Lui c’est  « le bougnoule blond », Abdel Duponchelle, « une perche à houblon », « l’être le plus méprisable de notre société, un prof de lettres ». Ce jeune agrégé se retrouve légataire universel d’Yvonne, la dernière propriétaire de la librairie. Son inconscient le pousse à accepter cet héritage : « Apaise le temps » !, car qui mieux qu’un maître des mots peut raccommoder les vieilles blessures ? Elles, ce sont ses fées enjôleuses ; Zita, « une quetsche dodue », la dernière employée d’Yvonne ; et Rosa, l’assistante sociale du lycée qui ne rencontre que des « damnés, des élèves résignés d’avance ». Sans oublier Saïd, le kabyle simplet, tout de haine envers les traîtres harkis, qui note dans ses cahiers les mots nouveaux depuis que Georges, le père d’Yvonne, lui a jadis appris à lire et à écrire.
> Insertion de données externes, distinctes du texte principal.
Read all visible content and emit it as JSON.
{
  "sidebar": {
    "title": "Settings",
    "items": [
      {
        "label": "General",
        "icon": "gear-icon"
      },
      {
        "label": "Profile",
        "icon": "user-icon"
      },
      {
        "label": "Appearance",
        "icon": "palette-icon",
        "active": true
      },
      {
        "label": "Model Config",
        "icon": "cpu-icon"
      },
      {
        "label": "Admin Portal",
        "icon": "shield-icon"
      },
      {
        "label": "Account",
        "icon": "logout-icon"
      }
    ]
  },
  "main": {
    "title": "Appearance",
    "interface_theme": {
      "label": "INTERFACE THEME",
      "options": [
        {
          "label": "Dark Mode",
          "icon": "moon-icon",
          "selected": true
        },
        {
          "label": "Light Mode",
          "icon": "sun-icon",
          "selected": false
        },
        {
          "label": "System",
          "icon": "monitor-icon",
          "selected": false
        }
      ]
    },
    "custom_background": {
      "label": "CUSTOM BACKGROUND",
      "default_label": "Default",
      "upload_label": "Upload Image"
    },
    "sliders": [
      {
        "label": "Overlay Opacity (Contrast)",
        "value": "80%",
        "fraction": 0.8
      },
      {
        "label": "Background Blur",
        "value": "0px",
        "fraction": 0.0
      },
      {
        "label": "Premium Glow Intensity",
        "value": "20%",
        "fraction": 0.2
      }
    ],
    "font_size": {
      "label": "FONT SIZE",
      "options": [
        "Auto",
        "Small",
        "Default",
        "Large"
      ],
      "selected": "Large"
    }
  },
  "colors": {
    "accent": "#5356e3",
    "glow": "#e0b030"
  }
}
Dans le « capharnaüm » de la librairie, de vieilles photos en coupures de presse, émergent les preuves des règlements de comptes entre militants des divers groupes indépendantistes. Il apparaît que dans « cette guerre fratricide pour la possession d’un sol idéalisé par la distance », tous avaient du sang sur les mains : « la barbarie, la torture, l’inhumanité, tous les camps y ont eu recours... Pas de manichéisme » réplique Abdel à Saïd. Rosa Alfieri découvre que son père, membre de l’O.A.S., fut l’amant d’Yvonne dont il fit exécuter le père, partisan de l’indépendance et participa à « la nuit bleue » en janvier 1962 à Paris au cours de laquelle éclatèrent des attentats contre des commerçants algériens...

À Roubaix, Yvonne accueillait « les laissés pour compte de l’industrie saccagée et de l’immigration », dans le quartier multiethnique de cette ville dévastée où l’illettrisme prive encore aujourd’hui les jeunes d’avenir.

Un beau projet prend corps, celui d’une librairie associative où tous viendraient se raconter... « Et dans ces histoires il n’y aurait peut-être plus de traîtres, plus d’assassins, plus de victimes, rien que des êtres humains qui se débrouillent avec la vie ».

C’est un beau roman humaniste, un beau rêve à réaliser, illuminé par la sagesse de Térence : « Rien de ce qui est humain ne m’est étranger ».

 

• Michel Quint. Apaise le temps. Phébus, 2016, 108 pages.